Um evento de “grosso calibre” político marcou a manhã deste sábado (21) no interior de Mato Grosso. Autoridades de diversas esferas se reuniram para o lançamento oficial do distrito de “Gilmarlândia”, batizado em homenagem ao ministro do Supremo Tribunal Federal (STF), Gilmar Mendes, este natural de Diamantino (a 182 km de Cuiabá).

O lançamento atendeu a um chamado direto do megaempresário do agronegócio Eraí Maggi. Através de um áudio, divulgado via WhatsApp, Eraí convocou as principais lideranças do estado para prestigiar o empreendimento, que já conta com planejamento e mapa definidos.
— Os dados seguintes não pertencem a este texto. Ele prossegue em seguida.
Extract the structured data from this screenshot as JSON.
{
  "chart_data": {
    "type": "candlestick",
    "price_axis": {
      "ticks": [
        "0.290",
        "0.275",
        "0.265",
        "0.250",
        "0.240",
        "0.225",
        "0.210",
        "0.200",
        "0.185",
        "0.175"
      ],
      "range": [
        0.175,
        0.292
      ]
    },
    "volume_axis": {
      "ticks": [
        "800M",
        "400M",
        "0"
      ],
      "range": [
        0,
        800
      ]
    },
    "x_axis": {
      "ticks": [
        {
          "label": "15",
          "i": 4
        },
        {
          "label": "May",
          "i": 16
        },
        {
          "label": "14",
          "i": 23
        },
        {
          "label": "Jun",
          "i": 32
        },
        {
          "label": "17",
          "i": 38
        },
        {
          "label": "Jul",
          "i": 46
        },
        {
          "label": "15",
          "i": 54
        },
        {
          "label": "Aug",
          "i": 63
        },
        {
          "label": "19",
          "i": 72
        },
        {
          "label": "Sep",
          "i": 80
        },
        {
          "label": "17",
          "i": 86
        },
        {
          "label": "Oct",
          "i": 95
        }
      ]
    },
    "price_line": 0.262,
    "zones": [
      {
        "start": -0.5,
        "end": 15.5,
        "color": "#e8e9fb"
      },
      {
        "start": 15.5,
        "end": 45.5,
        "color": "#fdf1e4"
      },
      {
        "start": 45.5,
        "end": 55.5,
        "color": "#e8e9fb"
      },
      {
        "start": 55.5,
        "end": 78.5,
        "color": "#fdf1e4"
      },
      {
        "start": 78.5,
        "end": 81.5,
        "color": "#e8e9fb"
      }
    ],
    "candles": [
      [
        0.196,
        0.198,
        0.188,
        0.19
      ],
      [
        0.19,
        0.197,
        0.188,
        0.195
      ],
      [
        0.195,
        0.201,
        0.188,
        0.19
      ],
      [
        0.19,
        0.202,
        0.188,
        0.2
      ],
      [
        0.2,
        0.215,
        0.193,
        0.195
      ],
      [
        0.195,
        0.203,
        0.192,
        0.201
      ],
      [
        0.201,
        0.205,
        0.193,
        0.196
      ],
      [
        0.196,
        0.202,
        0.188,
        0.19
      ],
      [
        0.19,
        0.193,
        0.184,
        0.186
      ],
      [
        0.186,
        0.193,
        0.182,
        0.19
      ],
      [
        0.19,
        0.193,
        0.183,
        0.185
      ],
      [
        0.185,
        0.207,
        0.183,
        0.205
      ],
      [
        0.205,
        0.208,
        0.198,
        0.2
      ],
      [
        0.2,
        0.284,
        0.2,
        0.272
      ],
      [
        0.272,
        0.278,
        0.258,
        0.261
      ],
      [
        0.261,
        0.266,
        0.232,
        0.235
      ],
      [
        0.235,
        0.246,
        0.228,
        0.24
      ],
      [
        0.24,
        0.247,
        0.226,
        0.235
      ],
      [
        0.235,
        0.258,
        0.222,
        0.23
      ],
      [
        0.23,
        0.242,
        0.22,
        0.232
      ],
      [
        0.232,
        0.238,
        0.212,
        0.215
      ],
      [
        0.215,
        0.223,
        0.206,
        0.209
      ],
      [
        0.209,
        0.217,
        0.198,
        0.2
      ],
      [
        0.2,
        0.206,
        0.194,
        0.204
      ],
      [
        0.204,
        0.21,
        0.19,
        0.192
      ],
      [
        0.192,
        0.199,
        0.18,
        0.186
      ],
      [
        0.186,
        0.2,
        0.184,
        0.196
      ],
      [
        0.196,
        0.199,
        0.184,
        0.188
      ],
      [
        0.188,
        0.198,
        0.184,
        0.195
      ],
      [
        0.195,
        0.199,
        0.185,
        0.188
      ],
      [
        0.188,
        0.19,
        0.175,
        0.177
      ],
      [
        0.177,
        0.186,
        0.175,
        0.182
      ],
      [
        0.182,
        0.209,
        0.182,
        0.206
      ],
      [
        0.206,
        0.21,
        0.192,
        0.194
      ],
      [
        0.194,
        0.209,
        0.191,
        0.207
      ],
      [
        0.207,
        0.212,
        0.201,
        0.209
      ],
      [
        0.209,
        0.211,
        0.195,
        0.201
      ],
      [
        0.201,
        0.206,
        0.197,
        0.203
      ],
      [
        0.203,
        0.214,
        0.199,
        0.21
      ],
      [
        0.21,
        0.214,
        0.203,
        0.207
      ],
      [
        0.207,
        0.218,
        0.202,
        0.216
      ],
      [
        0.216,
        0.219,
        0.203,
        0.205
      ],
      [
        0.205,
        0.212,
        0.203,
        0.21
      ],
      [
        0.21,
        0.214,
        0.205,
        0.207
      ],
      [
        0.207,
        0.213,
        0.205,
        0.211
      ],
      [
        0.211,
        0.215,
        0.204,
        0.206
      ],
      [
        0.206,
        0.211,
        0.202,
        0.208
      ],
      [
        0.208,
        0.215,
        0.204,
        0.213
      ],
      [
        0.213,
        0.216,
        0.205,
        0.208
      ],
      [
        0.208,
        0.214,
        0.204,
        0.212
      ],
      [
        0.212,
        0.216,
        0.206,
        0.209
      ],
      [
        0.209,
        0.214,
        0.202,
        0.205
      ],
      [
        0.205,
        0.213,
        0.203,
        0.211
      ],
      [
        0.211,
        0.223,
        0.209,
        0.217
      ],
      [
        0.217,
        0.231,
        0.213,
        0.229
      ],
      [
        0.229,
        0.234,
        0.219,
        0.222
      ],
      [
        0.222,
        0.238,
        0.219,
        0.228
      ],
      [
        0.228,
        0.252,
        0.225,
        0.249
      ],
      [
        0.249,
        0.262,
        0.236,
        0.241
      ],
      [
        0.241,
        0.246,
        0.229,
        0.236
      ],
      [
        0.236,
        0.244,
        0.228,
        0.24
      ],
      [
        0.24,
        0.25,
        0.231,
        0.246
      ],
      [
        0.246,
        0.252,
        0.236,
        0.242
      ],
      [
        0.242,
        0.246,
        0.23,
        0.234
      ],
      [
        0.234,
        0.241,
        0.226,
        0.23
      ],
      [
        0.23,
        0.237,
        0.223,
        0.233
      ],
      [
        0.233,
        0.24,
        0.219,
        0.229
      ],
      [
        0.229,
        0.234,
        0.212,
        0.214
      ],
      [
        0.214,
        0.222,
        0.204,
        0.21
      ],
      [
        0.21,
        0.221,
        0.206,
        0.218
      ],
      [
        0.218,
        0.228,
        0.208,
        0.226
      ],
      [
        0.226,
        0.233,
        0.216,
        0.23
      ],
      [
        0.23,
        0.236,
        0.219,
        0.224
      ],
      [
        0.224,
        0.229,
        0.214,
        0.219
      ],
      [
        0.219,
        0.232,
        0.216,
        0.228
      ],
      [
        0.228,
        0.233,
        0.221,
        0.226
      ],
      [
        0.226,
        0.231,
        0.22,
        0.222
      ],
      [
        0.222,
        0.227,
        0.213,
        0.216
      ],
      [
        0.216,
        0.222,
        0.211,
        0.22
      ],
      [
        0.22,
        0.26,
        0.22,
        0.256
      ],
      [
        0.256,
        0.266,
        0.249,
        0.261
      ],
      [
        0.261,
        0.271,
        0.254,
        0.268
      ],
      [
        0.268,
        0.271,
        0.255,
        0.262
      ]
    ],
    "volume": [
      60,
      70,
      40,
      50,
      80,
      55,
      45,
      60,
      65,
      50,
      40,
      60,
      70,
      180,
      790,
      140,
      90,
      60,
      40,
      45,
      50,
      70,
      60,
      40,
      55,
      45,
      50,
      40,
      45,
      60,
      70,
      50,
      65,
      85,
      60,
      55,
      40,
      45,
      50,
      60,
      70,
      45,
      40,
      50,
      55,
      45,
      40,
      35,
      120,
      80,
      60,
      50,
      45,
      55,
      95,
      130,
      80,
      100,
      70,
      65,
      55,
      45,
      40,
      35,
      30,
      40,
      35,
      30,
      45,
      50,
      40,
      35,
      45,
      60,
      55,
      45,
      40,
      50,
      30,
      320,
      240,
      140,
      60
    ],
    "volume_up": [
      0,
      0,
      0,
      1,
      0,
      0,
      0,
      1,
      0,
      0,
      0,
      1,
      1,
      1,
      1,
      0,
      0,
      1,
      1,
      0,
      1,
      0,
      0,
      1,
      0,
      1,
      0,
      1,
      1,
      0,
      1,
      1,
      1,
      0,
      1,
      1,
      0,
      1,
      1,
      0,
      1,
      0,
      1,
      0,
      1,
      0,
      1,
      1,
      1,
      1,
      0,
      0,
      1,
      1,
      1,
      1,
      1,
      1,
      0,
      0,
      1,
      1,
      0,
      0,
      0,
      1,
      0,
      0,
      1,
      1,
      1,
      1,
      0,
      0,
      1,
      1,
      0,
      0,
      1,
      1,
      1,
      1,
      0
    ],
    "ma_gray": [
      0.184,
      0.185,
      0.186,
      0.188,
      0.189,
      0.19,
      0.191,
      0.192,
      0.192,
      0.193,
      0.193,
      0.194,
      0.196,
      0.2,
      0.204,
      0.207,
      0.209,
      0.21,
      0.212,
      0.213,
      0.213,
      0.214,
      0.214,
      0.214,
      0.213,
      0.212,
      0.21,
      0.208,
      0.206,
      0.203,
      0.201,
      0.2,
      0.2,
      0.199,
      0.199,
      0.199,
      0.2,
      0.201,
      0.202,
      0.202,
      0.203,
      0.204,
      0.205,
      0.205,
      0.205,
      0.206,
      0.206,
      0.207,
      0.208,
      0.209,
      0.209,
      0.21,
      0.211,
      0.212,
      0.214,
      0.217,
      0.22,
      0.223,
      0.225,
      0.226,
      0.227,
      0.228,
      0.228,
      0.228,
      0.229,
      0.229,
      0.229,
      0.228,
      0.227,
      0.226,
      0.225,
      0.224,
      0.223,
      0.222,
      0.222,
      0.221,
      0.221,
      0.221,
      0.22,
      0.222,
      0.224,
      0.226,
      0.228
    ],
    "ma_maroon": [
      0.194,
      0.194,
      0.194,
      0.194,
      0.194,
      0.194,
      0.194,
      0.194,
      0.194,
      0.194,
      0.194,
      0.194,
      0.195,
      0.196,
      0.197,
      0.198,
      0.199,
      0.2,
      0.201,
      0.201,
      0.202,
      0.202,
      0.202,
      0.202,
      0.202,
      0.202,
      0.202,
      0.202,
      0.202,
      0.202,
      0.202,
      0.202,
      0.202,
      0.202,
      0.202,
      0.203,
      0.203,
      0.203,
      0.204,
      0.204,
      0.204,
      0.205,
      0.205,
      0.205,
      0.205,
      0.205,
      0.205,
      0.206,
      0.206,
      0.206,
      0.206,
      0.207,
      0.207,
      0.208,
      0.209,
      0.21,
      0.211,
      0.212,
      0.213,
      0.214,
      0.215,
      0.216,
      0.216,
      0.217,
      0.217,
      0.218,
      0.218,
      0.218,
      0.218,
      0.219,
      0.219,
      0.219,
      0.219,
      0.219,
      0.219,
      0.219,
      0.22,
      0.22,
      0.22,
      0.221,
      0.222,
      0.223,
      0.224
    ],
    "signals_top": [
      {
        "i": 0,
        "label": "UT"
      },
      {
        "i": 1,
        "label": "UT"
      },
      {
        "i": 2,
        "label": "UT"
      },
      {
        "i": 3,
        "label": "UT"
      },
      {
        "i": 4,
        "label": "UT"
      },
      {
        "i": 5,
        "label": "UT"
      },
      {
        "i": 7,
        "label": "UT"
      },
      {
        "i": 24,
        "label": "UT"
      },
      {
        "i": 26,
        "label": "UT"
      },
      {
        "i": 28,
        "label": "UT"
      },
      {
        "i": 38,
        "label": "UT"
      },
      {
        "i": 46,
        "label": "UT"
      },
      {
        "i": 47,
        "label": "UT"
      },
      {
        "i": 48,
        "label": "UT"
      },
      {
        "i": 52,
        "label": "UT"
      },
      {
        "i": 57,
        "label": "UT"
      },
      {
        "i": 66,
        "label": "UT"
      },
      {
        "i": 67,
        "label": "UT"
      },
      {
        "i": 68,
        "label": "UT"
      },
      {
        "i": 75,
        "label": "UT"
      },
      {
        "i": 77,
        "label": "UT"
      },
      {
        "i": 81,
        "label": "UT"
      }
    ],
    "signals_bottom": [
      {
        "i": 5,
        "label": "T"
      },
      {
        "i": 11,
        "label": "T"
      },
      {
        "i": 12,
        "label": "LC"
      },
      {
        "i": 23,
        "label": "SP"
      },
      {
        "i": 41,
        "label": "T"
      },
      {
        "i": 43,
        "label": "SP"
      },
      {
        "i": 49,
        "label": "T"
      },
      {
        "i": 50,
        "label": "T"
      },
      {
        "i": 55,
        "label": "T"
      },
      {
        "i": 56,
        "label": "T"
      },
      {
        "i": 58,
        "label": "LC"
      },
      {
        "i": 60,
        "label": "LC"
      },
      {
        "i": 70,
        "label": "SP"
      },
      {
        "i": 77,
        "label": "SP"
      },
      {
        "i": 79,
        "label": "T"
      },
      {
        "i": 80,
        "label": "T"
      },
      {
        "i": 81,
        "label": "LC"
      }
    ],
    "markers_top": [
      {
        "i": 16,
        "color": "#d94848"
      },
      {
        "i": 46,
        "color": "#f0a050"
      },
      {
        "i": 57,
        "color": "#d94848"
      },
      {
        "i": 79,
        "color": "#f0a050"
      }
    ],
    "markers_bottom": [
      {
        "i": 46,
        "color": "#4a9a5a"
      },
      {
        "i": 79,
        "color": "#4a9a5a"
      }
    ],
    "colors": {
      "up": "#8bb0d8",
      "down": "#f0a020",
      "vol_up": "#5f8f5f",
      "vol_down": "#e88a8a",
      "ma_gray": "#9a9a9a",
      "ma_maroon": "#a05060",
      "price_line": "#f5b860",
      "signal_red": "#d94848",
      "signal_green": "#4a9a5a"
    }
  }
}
A lista de autoridades presentes no evento reflete a influência do homenageado e do organizador,. O vice-governador Otaviano Pivetta (Republicanos) e o secretário-chefe da Casa Civil, Fabio Garcia (União), e o deputado estadual Max Russi (PSB) já estavam no local do lançamento pela manhã. E aguardavam as chegadas do próprio ministro Gilmar Mendes e do governador Mauro Mendes (União).

ONDE FICA?

O novo distrito será situado após o Trevo da Libra, entre os municípios de Diamantino e Campo Novo do Parecis. O território é estratégico para o setor produtivo, sendo habitado em grande parte por funcionários dos grupos de Eraí e Blairo Maggi, que possuem extensas propriedades rurais na localidade.